Un hommage solennel au cœur de l’Assemblée nationale
Réunis en séance officielle de la commission des droits de l’homme de l’Assemblée nationale, les élus ont tenu à honorer le Ministre d’État, Ministre de la Justice et Garde des Sceaux. Prenant la parole, le rapporteur de l’Assemblée nationale a dressé un portrait élogieux de cette figure institutionnelle, le qualifiant de « militant des droits de l’homme au sens primaire du terme ».
Au-delà de ses compétences juridiques reconnues, c’est surtout son engagement constant en faveur de la dignité humaine qui a été mis en lumière. Une carrière marquée par la rigueur, mais aussi par une sensibilité humaniste forgée sur le terrain.

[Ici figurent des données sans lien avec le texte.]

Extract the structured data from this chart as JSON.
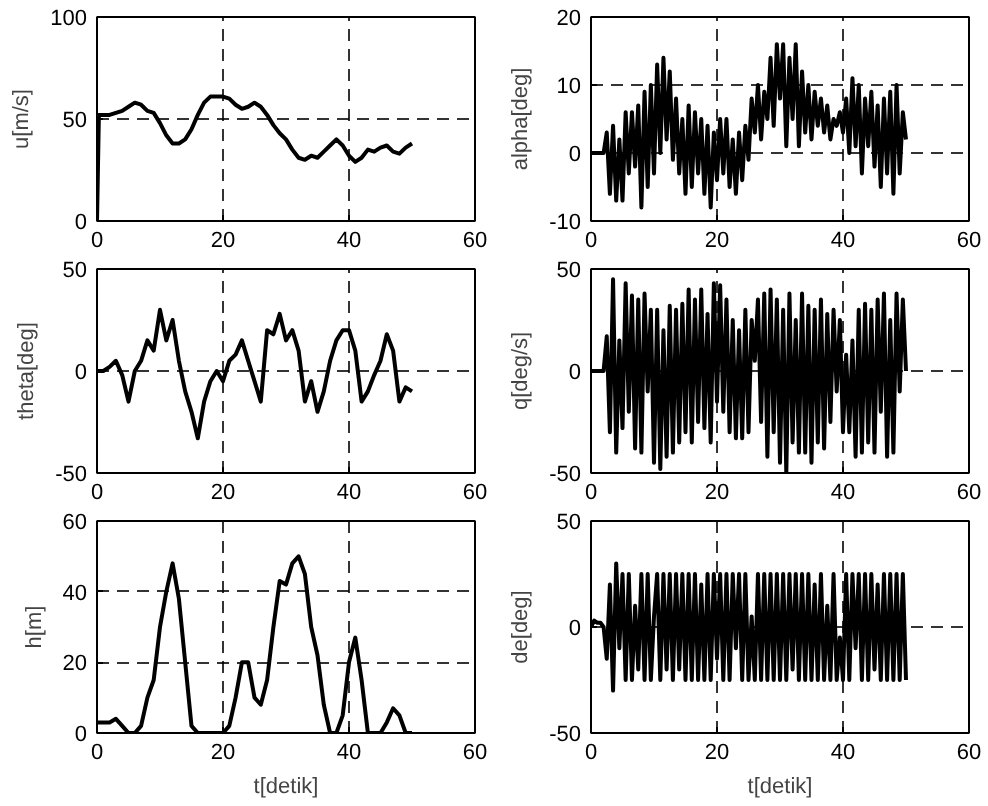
{
  "chart_data": [
    {
      "type": "line",
      "ylabel": "u[m/s]",
      "xlim": [
        0,
        60
      ],
      "ylim": [
        0,
        100
      ],
      "xticks": [
        0,
        20,
        40,
        60
      ],
      "yticks": [
        0,
        50,
        100
      ],
      "grid": true,
      "line_style": "solid",
      "color": "#000000",
      "x": [
        0,
        0.3,
        1,
        2,
        3,
        4,
        5,
        6,
        7,
        8,
        9,
        10,
        11,
        12,
        13,
        14,
        15,
        16,
        17,
        18,
        19,
        20,
        21,
        22,
        23,
        24,
        25,
        26,
        27,
        28,
        29,
        30,
        31,
        32,
        33,
        34,
        35,
        36,
        37,
        38,
        39,
        40,
        41,
        42,
        43,
        44,
        45,
        46,
        47,
        48,
        49,
        50
      ],
      "values": [
        0,
        52,
        52,
        52,
        53,
        54,
        56,
        58,
        57,
        54,
        53,
        48,
        42,
        38,
        38,
        40,
        45,
        52,
        58,
        61,
        61,
        61,
        60,
        57,
        55,
        56,
        58,
        56,
        52,
        47,
        43,
        40,
        35,
        31,
        30,
        32,
        31,
        34,
        37,
        40,
        37,
        32,
        29,
        31,
        35,
        34,
        36,
        37,
        34,
        33,
        36,
        38
      ]
    },
    {
      "type": "line",
      "ylabel": "alpha[deg]",
      "xlim": [
        0,
        60
      ],
      "ylim": [
        -10,
        20
      ],
      "xticks": [
        0,
        20,
        40,
        60
      ],
      "yticks": [
        -10,
        0,
        10,
        20
      ],
      "grid": true,
      "line_style": "solid",
      "color": "#000000",
      "x": [
        0,
        0.5,
        1,
        1.5,
        2,
        2.5,
        3,
        3.5,
        4,
        4.5,
        5,
        5.5,
        6,
        6.5,
        7,
        7.5,
        8,
        8.5,
        9,
        9.5,
        10,
        10.5,
        11,
        11.5,
        12,
        12.5,
        13,
        13.5,
        14,
        14.5,
        15,
        15.5,
        16,
        16.5,
        17,
        17.5,
        18,
        18.5,
        19,
        19.5,
        20,
        20.5,
        21,
        21.5,
        22,
        22.5,
        23,
        23.5,
        24,
        24.5,
        25,
        25.5,
        26,
        26.5,
        27,
        27.5,
        28,
        28.5,
        29,
        29.5,
        30,
        30.5,
        31,
        31.5,
        32,
        32.5,
        33,
        33.5,
        34,
        34.5,
        35,
        35.5,
        36,
        36.5,
        37,
        37.5,
        38,
        38.5,
        39,
        39.5,
        40,
        40.5,
        41,
        41.5,
        42,
        42.5,
        43,
        43.5,
        44,
        44.5,
        45,
        45.5,
        46,
        46.5,
        47,
        47.5,
        48,
        48.5,
        49,
        49.5,
        50
      ],
      "values": [
        0,
        0,
        0,
        0,
        0,
        3,
        -6,
        4,
        -7,
        2,
        -7,
        6,
        -3,
        6,
        -2,
        7,
        -8,
        9,
        -5,
        10,
        -3,
        13,
        0,
        14,
        2,
        12,
        -1,
        8,
        -3,
        5,
        -6,
        7,
        -5,
        6,
        -3,
        5,
        -6,
        4,
        -8,
        3,
        -4,
        5,
        -3,
        5,
        -5,
        2,
        -6,
        3,
        -4,
        4,
        -1,
        8,
        3,
        10,
        2,
        9,
        5,
        14,
        4,
        16,
        8,
        16,
        1,
        14,
        5,
        16,
        1,
        12,
        3,
        10,
        2,
        9,
        4,
        8,
        3,
        7,
        2,
        5,
        4,
        6,
        3,
        8,
        0,
        11,
        1,
        10,
        -3,
        8,
        1,
        9,
        -2,
        7,
        -5,
        8,
        -3,
        9,
        -6,
        10,
        -3,
        6,
        2
      ]
    },
    {
      "type": "line",
      "ylabel": "theta[deg]",
      "xlim": [
        0,
        60
      ],
      "ylim": [
        -50,
        50
      ],
      "xticks": [
        0,
        20,
        40,
        60
      ],
      "yticks": [
        -50,
        0,
        50
      ],
      "grid": true,
      "line_style": "solid",
      "color": "#000000",
      "x": [
        0,
        1,
        2,
        3,
        4,
        5,
        6,
        7,
        8,
        9,
        10,
        11,
        12,
        13,
        14,
        15,
        16,
        17,
        18,
        19,
        20,
        21,
        22,
        23,
        24,
        25,
        26,
        27,
        28,
        29,
        30,
        31,
        32,
        33,
        34,
        35,
        36,
        37,
        38,
        39,
        40,
        41,
        42,
        43,
        44,
        45,
        46,
        47,
        48,
        49,
        50
      ],
      "values": [
        0,
        0,
        2,
        5,
        -2,
        -15,
        0,
        5,
        15,
        10,
        30,
        15,
        25,
        5,
        -10,
        -20,
        -33,
        -15,
        -5,
        0,
        -5,
        5,
        8,
        15,
        5,
        -5,
        -15,
        20,
        18,
        28,
        15,
        20,
        10,
        -15,
        -5,
        -20,
        -10,
        5,
        15,
        20,
        20,
        10,
        -15,
        -10,
        -2,
        5,
        18,
        10,
        -15,
        -8,
        -10
      ]
    },
    {
      "type": "line",
      "ylabel": "q[deg/s]",
      "xlim": [
        0,
        60
      ],
      "ylim": [
        -50,
        50
      ],
      "xticks": [
        0,
        20,
        40,
        60
      ],
      "yticks": [
        -50,
        0,
        50
      ],
      "grid": true,
      "line_style": "solid",
      "color": "#000000",
      "x": [
        0,
        0.5,
        1,
        1.5,
        2,
        2.5,
        3,
        3.5,
        4,
        4.5,
        5,
        5.5,
        6,
        6.5,
        7,
        7.5,
        8,
        8.5,
        9,
        9.5,
        10,
        10.5,
        11,
        11.5,
        12,
        12.5,
        13,
        13.5,
        14,
        14.5,
        15,
        15.5,
        16,
        16.5,
        17,
        17.5,
        18,
        18.5,
        19,
        19.5,
        20,
        20.5,
        21,
        21.5,
        22,
        22.5,
        23,
        23.5,
        24,
        24.5,
        25,
        25.5,
        26,
        26.5,
        27,
        27.5,
        28,
        28.5,
        29,
        29.5,
        30,
        30.5,
        31,
        31.5,
        32,
        32.5,
        33,
        33.5,
        34,
        34.5,
        35,
        35.5,
        36,
        36.5,
        37,
        37.5,
        38,
        38.5,
        39,
        39.5,
        40,
        40.5,
        41,
        41.5,
        42,
        42.5,
        43,
        43.5,
        44,
        44.5,
        45,
        45.5,
        46,
        46.5,
        47,
        47.5,
        48,
        48.5,
        49,
        49.5,
        50
      ],
      "values": [
        0,
        0,
        0,
        0,
        0,
        17,
        -30,
        45,
        -40,
        15,
        -28,
        43,
        -20,
        37,
        -38,
        35,
        -40,
        38,
        -10,
        30,
        -45,
        30,
        -48,
        20,
        -42,
        32,
        -40,
        30,
        -35,
        33,
        -30,
        40,
        -35,
        35,
        -25,
        40,
        -28,
        28,
        -35,
        43,
        -15,
        42,
        -20,
        35,
        -30,
        25,
        -33,
        20,
        -33,
        30,
        -30,
        25,
        5,
        35,
        -25,
        38,
        -42,
        40,
        -30,
        35,
        -45,
        30,
        -50,
        38,
        -35,
        25,
        -40,
        38,
        -40,
        32,
        -45,
        30,
        -35,
        35,
        -38,
        28,
        -25,
        30,
        -10,
        25,
        -30,
        8,
        -30,
        15,
        -42,
        30,
        -40,
        33,
        -35,
        30,
        -40,
        35,
        -20,
        38,
        -42,
        25,
        -40,
        38,
        -10,
        35,
        0
      ]
    },
    {
      "type": "line",
      "ylabel": "h[m]",
      "xlabel": "t[detik]",
      "xlim": [
        0,
        60
      ],
      "ylim": [
        0,
        60
      ],
      "xticks": [
        0,
        20,
        40,
        60
      ],
      "yticks": [
        0,
        20,
        40,
        60
      ],
      "grid": true,
      "line_style": "solid",
      "color": "#000000",
      "x": [
        0,
        1,
        2,
        3,
        4,
        5,
        6,
        7,
        8,
        9,
        10,
        11,
        12,
        13,
        14,
        15,
        16,
        17,
        18,
        19,
        20,
        21,
        22,
        23,
        24,
        25,
        26,
        27,
        28,
        29,
        30,
        31,
        32,
        33,
        34,
        35,
        36,
        37,
        38,
        39,
        40,
        41,
        42,
        43,
        44,
        45,
        46,
        47,
        48,
        49,
        50
      ],
      "values": [
        3,
        3,
        3,
        4,
        2,
        0,
        0,
        2,
        10,
        15,
        30,
        40,
        48,
        38,
        20,
        2,
        0,
        0,
        0,
        0,
        0,
        2,
        10,
        20,
        20,
        10,
        8,
        15,
        30,
        43,
        42,
        48,
        50,
        45,
        30,
        22,
        8,
        0,
        0,
        5,
        20,
        27,
        15,
        0,
        0,
        0,
        3,
        7,
        5,
        0,
        0
      ]
    },
    {
      "type": "line",
      "ylabel": "de[deg]",
      "xlabel": "t[detik]",
      "xlim": [
        0,
        60
      ],
      "ylim": [
        -50,
        50
      ],
      "xticks": [
        0,
        20,
        40,
        60
      ],
      "yticks": [
        -50,
        0,
        50
      ],
      "grid": true,
      "line_style": "solid",
      "color": "#000000",
      "x": [
        0,
        0.5,
        1,
        1.5,
        2,
        2.5,
        3,
        3.5,
        4,
        4.5,
        5,
        5.5,
        6,
        6.5,
        7,
        7.5,
        8,
        8.5,
        9,
        9.5,
        10,
        10.5,
        11,
        11.5,
        12,
        12.5,
        13,
        13.5,
        14,
        14.5,
        15,
        15.5,
        16,
        16.5,
        17,
        17.5,
        18,
        18.5,
        19,
        19.5,
        20,
        20.5,
        21,
        21.5,
        22,
        22.5,
        23,
        23.5,
        24,
        24.5,
        25,
        25.5,
        26,
        26.5,
        27,
        27.5,
        28,
        28.5,
        29,
        29.5,
        30,
        30.5,
        31,
        31.5,
        32,
        32.5,
        33,
        33.5,
        34,
        34.5,
        35,
        35.5,
        36,
        36.5,
        37,
        37.5,
        38,
        38.5,
        39,
        39.5,
        40,
        40.5,
        41,
        41.5,
        42,
        42.5,
        43,
        43.5,
        44,
        44.5,
        45,
        45.5,
        46,
        46.5,
        47,
        47.5,
        48,
        48.5,
        49,
        49.5,
        50
      ],
      "values": [
        0,
        3,
        2,
        2,
        0,
        -15,
        20,
        -30,
        30,
        -10,
        25,
        -25,
        25,
        -25,
        10,
        -20,
        25,
        -25,
        25,
        -25,
        5,
        25,
        -25,
        25,
        -20,
        25,
        -25,
        25,
        -20,
        25,
        -25,
        25,
        -25,
        25,
        -25,
        20,
        -25,
        25,
        -25,
        25,
        -15,
        25,
        -25,
        25,
        -25,
        25,
        -10,
        25,
        -25,
        25,
        -25,
        5,
        -25,
        25,
        -25,
        25,
        -25,
        25,
        -25,
        25,
        -25,
        25,
        -25,
        25,
        -20,
        25,
        -25,
        25,
        -25,
        25,
        -25,
        20,
        -25,
        25,
        -25,
        10,
        -25,
        25,
        -25,
        -5,
        -25,
        25,
        -25,
        25,
        -10,
        25,
        -25,
        25,
        -25,
        25,
        -20,
        20,
        -25,
        25,
        -25,
        25,
        -25,
        25,
        -25,
        25,
        -25
      ]
    }
  ]
}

Un diplomate aguerri au service des droits humains
Les intervenants ont souligné le parcours international du Ministre, le décrivant comme « un diplomate des droits de l’homme présent sur tous les fronts ». De la Côte d’Ivoire au Mali, en passant par le Sénégal, son implication dans des contextes de crise a contribué à renforcer son expertise en matière de justice et de stabilisation institutionnelle.

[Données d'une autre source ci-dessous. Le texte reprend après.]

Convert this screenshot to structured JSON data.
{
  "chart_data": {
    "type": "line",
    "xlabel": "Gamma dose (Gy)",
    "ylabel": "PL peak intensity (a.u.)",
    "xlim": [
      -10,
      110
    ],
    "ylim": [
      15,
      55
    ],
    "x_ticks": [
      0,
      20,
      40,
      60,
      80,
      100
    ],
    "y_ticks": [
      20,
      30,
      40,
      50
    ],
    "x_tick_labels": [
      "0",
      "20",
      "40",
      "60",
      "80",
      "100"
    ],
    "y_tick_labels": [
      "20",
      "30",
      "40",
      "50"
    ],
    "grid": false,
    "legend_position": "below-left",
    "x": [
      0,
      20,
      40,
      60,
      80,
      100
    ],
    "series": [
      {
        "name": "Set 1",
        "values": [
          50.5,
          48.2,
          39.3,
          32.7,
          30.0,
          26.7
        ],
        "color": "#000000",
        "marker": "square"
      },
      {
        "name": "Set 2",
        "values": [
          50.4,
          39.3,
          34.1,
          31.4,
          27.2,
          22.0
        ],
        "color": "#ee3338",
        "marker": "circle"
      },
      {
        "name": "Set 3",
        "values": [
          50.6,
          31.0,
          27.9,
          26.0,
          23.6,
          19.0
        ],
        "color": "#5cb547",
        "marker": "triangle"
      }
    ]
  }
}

Pour les parlementaires, cette expérience constitue un atout majeur dans la conduite des réformes judiciaires en RDC, dans un contexte où l’État de droit demeure une priorité nationale.
Le député national Boris Mbuku, président de cette commission, a également salué le travail du patron de la justice congolaise.
Une nomination stratégique saluée par les élus
Les députés ont également salué la clairvoyance du Chef de l’État dans le choix de cette personnalité pour diriger le ministère de la Justice. Ils estiment que cette nomination s’inscrit dans une dynamique stratégique visant à renforcer la crédibilité et l’efficacité de l’appareil judiciaire congolais.
Cette reconnaissance s’accompagne d’un appel à une collaboration accrue entre les pouvoirs législatif et exécutif, condition essentielle pour accélérer les réformes attendues par la population.
Vers une coopération renforcée pour des réformes concrètes
La rencontre a permis de consolider les relations entre l’Assemblée nationale et le ministère de la Justice. « L’Assemblée nationale est derrière lui pour l’encourager », a affirmé Jacque Ndjoli, mettant en avant la disponibilité du Ministre à répondre aux préoccupations des élus.
Cette synergie institutionnelle laisse entrevoir une accélération des réformes législatives, avec pour objectif une justice plus équitable, transparente et accessible à tous les citoyens congolais.
Un symbole fort pour l’État de droit
La séance s’est clôturée sur un geste symbolique de salutation, illustrant la volonté commune de renforcer l’État de droit en République démocratique du Congo. Un signal fort envoyé tant aux institutions qu’à la population, dans un contexte où la justice demeure un pilier essentiel de la démocratie.